Today is a day of grief for me. It’s not really anything I can put my finger on. It’s just been here with me all day. I’ve been calling airlines and purchasing more baggage allowances. But I have found out that I have too many and I need to cut out a bag.
So I opened up the offending bag and I can cut it out. It’s not the stuff. Its the idea. We are already down to nothing. And now, we’re down to less than nothing. Sigh. I take a deep breath, and realize I’ll have to donate some more stuff. But it’s not even that. What is it? I don’t even know.
I sat here on the couch and cried. Not about anything specifically, but the tears flowed. Perhaps it’s when I booked my daughter’s ticket to Barcelona in May. We won’t see her until then. Maybe it’s because today, my son is opening his own bank account. One that I will no longer be on – he’s nearly 20, so it’s time and I won’t be banking at that bank anymore. It’s like the threads of the ties that bind are fraying all on the same day.
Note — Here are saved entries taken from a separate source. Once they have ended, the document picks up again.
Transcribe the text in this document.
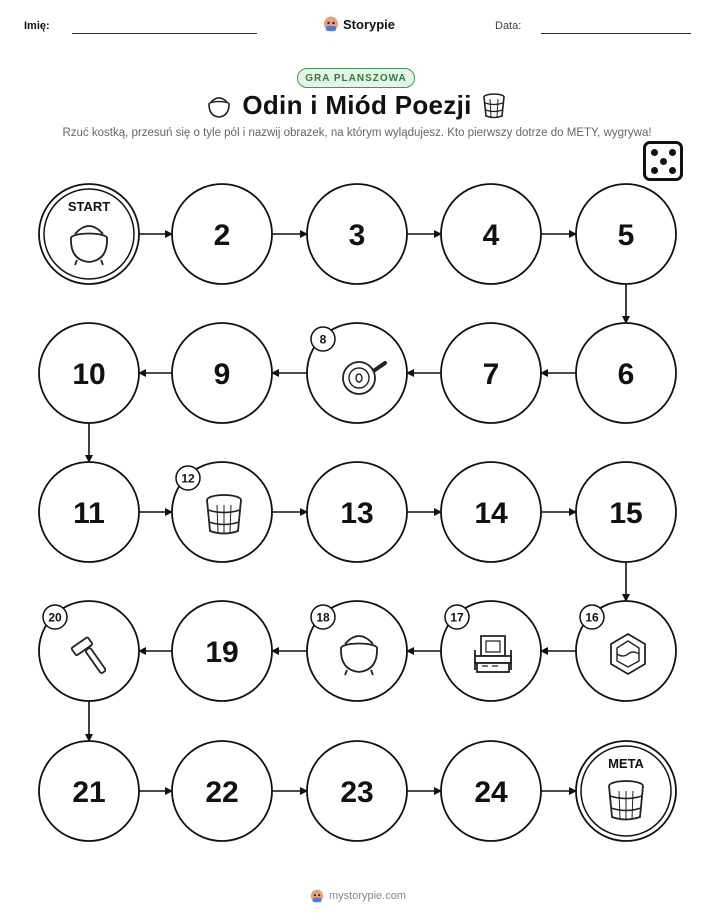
Imię:	Storypie	Data:
GRA PLANSZOWA
Odin i Miód Poezji
Rzuć kostką, przesuń się o tyle pól i nazwij obrazek, na którym wylądujesz. Kto pierwszy dotrze do METY, wygrywa!
START
2	3	4	5
6
7
8
9
10
11
12
13	14	15
16
17
18
19
20
21	22	23	24
META
mystorypie.com
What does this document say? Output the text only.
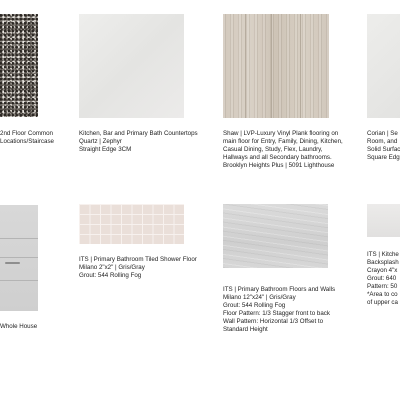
2nd Floor Common
Locations/Staircase
Kitchen, Bar and Primary Bath Countertops
Quartz | Zephyr
Straight Edge 3CM
Shaw | LVP-Luxury Vinyl Plank flooring on
main floor for Entry, Family, Dining, Kitchen,
Casual Dining, Study, Flex, Laundry,
Hallways and all Secondary bathrooms.
Brooklyn Heights Plus | 5091 Lighthouse
Corian | Se
Room, and
Solid Surfac
Square Edg
Whole House
ITS | Primary Bathroom Tiled Shower Floor
Milano 2"x2" | Gris/Gray
Grout: 544 Rolling Fog
ITS | Primary Bathroom Floors and Walls
Milano 12"x24" | Gris/Gray
Grout: 544 Rolling Fog
Floor Pattern: 1/3 Stagger front to back
Wall Pattern: Horizontal 1/3 Offset to
Standard Height
ITS | Kitche
Backsplash
Crayon 4"x
Grout: 640
Pattern: 50
*Area to co
of upper ca
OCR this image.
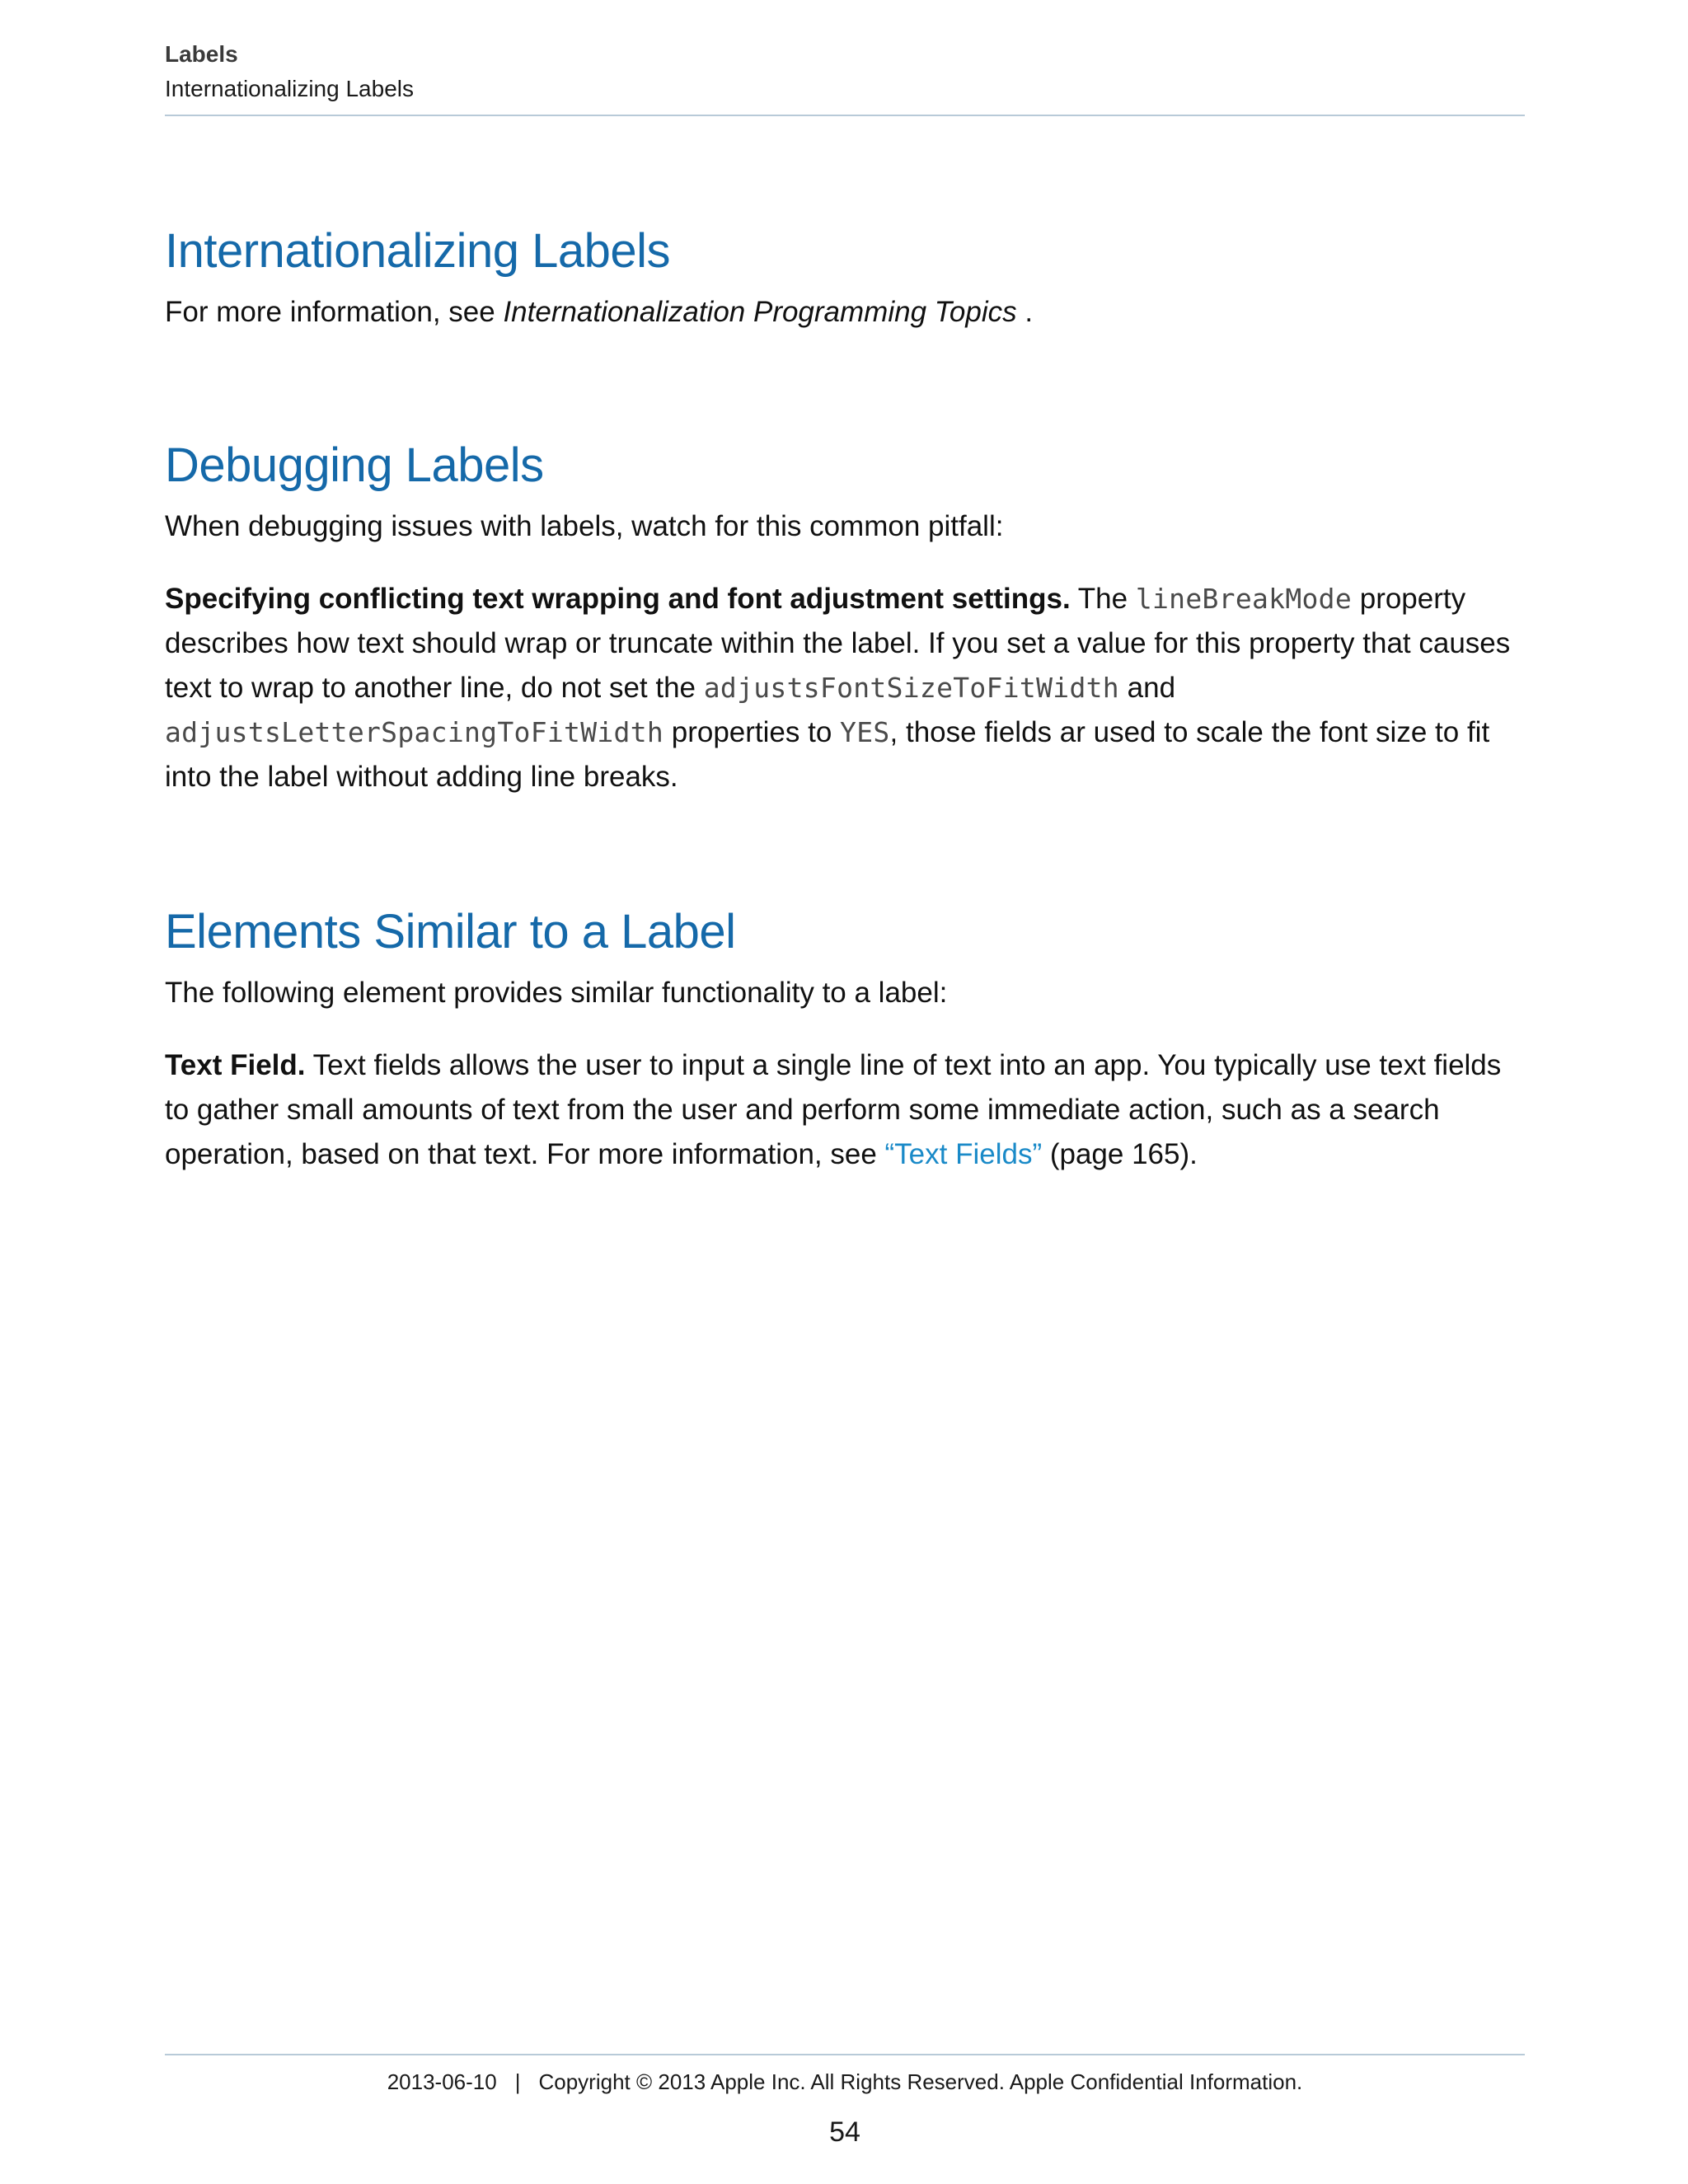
Labels
Internationalizing Labels
Internationalizing Labels

For more information, see Internationalization Programming Topics .

Debugging Labels

When debugging issues with labels, watch for this common pitfall:

Specifying conflicting text wrapping and font adjustment settings. The lineBreakMode property describes how text should wrap or truncate within the label. If you set a value for this property that causes text to wrap to another line, do not set the adjustsFontSizeToFitWidth and adjustsLetterSpacingToFitWidth properties to YES, those fields ar used to scale the font size to fit into the label without adding line breaks.

Elements Similar to a Label

The following element provides similar functionality to a label:

Text Field. Text fields allows the user to input a single line of text into an app. You typically use text fields to gather small amounts of text from the user and perform some immediate action, such as a search operation, based on that text. For more information, see “Text Fields” (page 165).

2013-06-10 | Copyright © 2013 Apple Inc. All Rights Reserved. Apple Confidential Information.
54
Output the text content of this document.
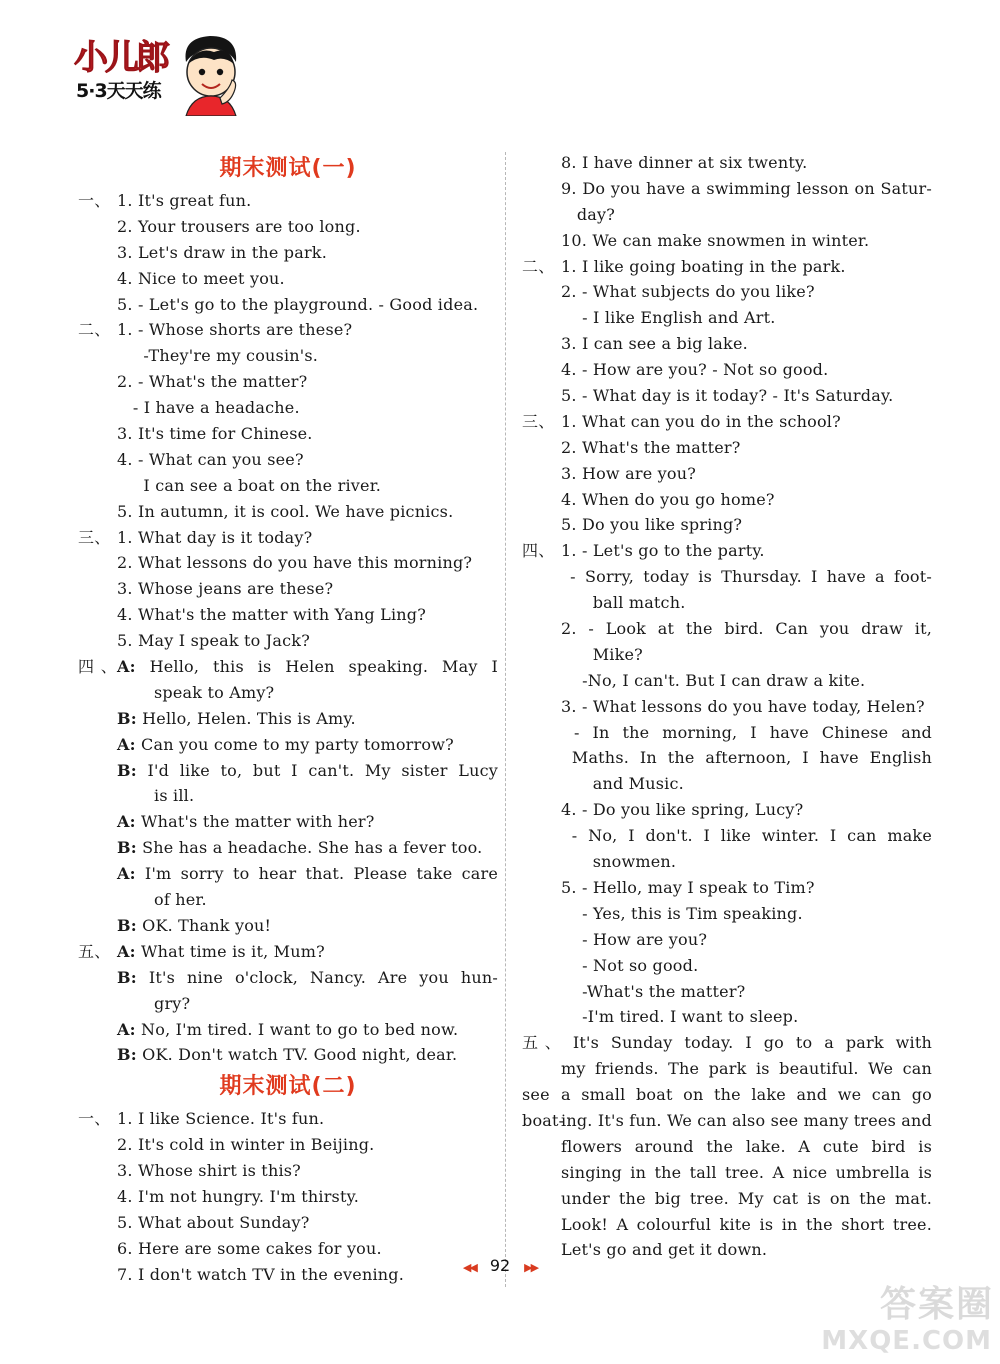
小儿郎
5·3天天练
期末测试(一)
一、 1. It's great fun.
2. Your trousers are too long.
3. Let's draw in the park.
4. Nice to meet you.
5. - Let's go to the playground. - Good idea.
二、 1. - Whose shorts are these?
-They're my cousin's.
2. - What's the matter?
- I have a headache.
3. It's time for Chinese.
4. - What can you see?
I can see a boat on the river.
5. In autumn, it is cool. We have picnics.
三、 1. What day is it today?
2. What lessons do you have this morning?
3. Whose jeans are these?
4. What's the matter with Yang Ling?
5. May I speak to Jack?
四、A: Hello, this is Helen speaking. May I
speak to Amy?
B: Hello, Helen. This is Amy.
A: Can you come to my party tomorrow?
B: I'd like to, but I can't. My sister Lucy
is ill.
A: What's the matter with her?
B: She has a headache. She has a fever too.
A: I'm sorry to hear that. Please take care
of her.
B: OK. Thank you!
五、 A: What time is it, Mum?
B: It's nine o'clock, Nancy. Are you hun-
gry?
A: No, I'm tired. I want to go to bed now.
B: OK. Don't watch TV. Good night, dear.
期末测试(二)
一、 1. I like Science. It's fun.
2. It's cold in winter in Beijing.
3. Whose shirt is this?
4. I'm not hungry. I'm thirsty.
5. What about Sunday?
6. Here are some cakes for you.
7. I don't watch TV in the evening.
8. I have dinner at six twenty.
9. Do you have a swimming lesson on Satur-
day?
10. We can make snowmen in winter.
二、 1. I like going boating in the park.
2. - What subjects do you like?
- I like English and Art.
3. I can see a big lake.
4. - How are you? - Not so good.
5. - What day is it today? - It's Saturday.
三、 1. What can you do in the school?
2. What's the matter?
3. How are you?
4. When do you go home?
5. Do you like spring?
四、 1. - Let's go to the party.
- Sorry, today is Thursday. I have a foot-
ball match.
2. - Look at the bird. Can you draw it,
Mike?
-No, I can't. But I can draw a kite.
3. - What lessons do you have today, Helen?
- In the morning, I have Chinese and
Maths. In the afternoon, I have English
and Music.
4. - Do you like spring, Lucy?
- No, I don't. I like winter. I can make
snowmen.
5. - Hello, may I speak to Tim?
- Yes, this is Tim speaking.
- How are you?
- Not so good.
-What's the matter?
-I'm tired. I want to sleep.
五、 It's Sunday today. I go to a park with
my friends. The park is beautiful. We can see a small boat on the lake and we can go boat-
ing. It's fun. We can also see many trees and
flowers around the lake. A cute bird is
singing in the tall tree. A nice umbrella is
under the big tree. My cat is on the mat.
Look! A colourful kite is in the short tree.
Let's go and get it down.
◀◀ 92 ▶▶
答案圈
MXQE.COM
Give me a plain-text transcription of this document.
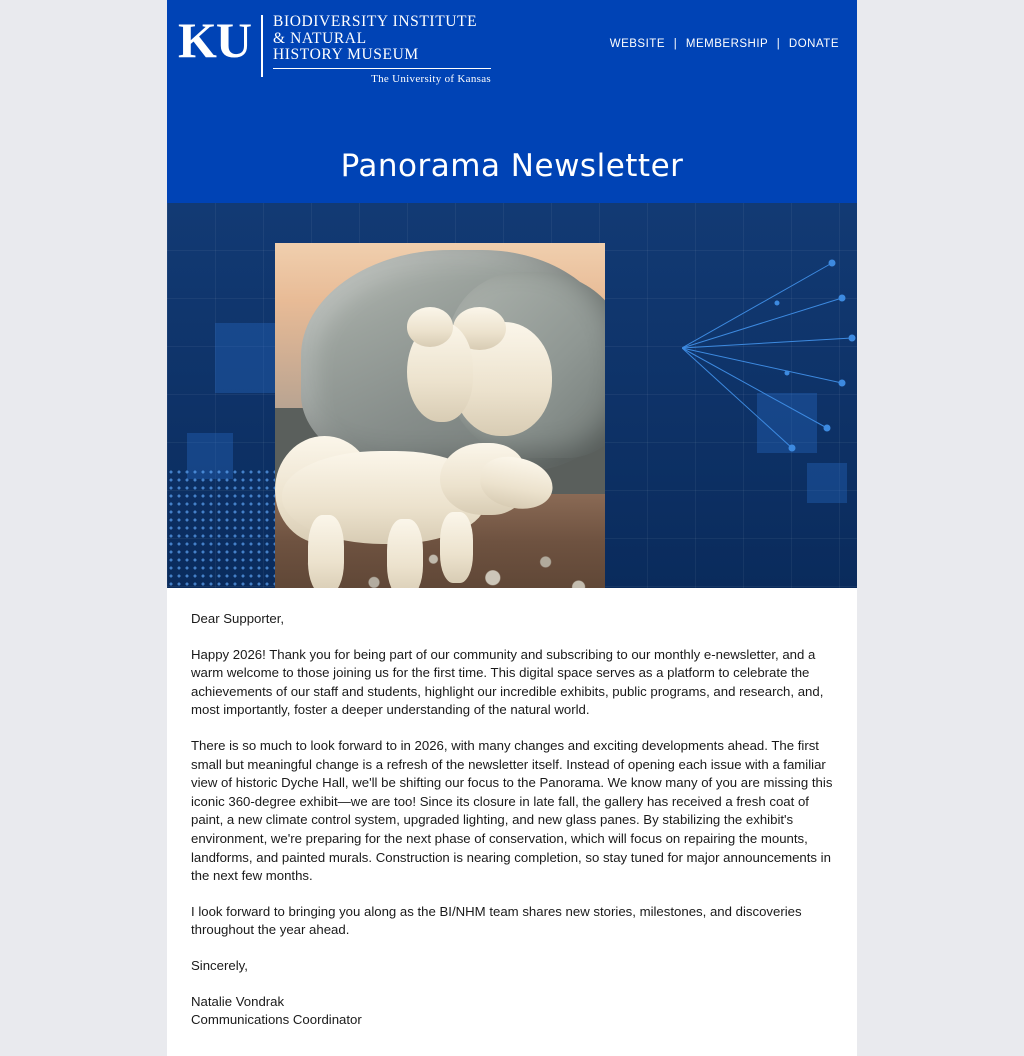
KU	BIODIVERSITY INSTITUTE
& NATURAL
HISTORY MUSEUM
The University of Kansas
WEBSITE | MEMBERSHIP | DONATE
Panorama Newsletter

Dear Supporter,

Happy 2026! Thank you for being part of our community and subscribing to our monthly e-newsletter, and a warm welcome to those joining us for the first time. This digital space serves as a platform to celebrate the achievements of our staff and students, highlight our incredible exhibits, public programs, and research, and, most importantly, foster a deeper understanding of the natural world.

There is so much to look forward to in 2026, with many changes and exciting developments ahead. The first small but meaningful change is a refresh of the newsletter itself. Instead of opening each issue with a familiar view of historic Dyche Hall, we'll be shifting our focus to the Panorama. We know many of you are missing this iconic 360-degree exhibit—we are too! Since its closure in late fall, the gallery has received a fresh coat of paint, a new climate control system, upgraded lighting, and new glass panes. By stabilizing the exhibit's environment, we're preparing for the next phase of conservation, which will focus on repairing the mounts, landforms, and painted murals. Construction is nearing completion, so stay tuned for major announcements in the next few months.

I look forward to bringing you along as the BI/NHM team shares new stories, milestones, and discoveries throughout the year ahead.

Sincerely,

Natalie Vondrak

Communications Coordinator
I wanted to tell the woman at American Airlines that I needed that suitcase. Please let me take it – it’s part of all I’ve got left. But she wouldn’t have cared. I’m not sure why I care so much. But I do.
We went to Iceland a few years ago. We visited the spot on the earth where the North American and European plates are born. Where deep in the earth, the crust is being created and pushed towards the surface. I always imagined it to be a very painful process as the rock reaches the light of day. I guess that’s how I feel now. Like we’re creating new ground – and sometimes there is pain in doing it.
Today, I’m just going to sit in it. The sadness and the grief of letting go of an old life before embracing a new one. But as the pain washes over me, the grief of goodbye has overwhelmed me – no explanations, no excuses – it just is.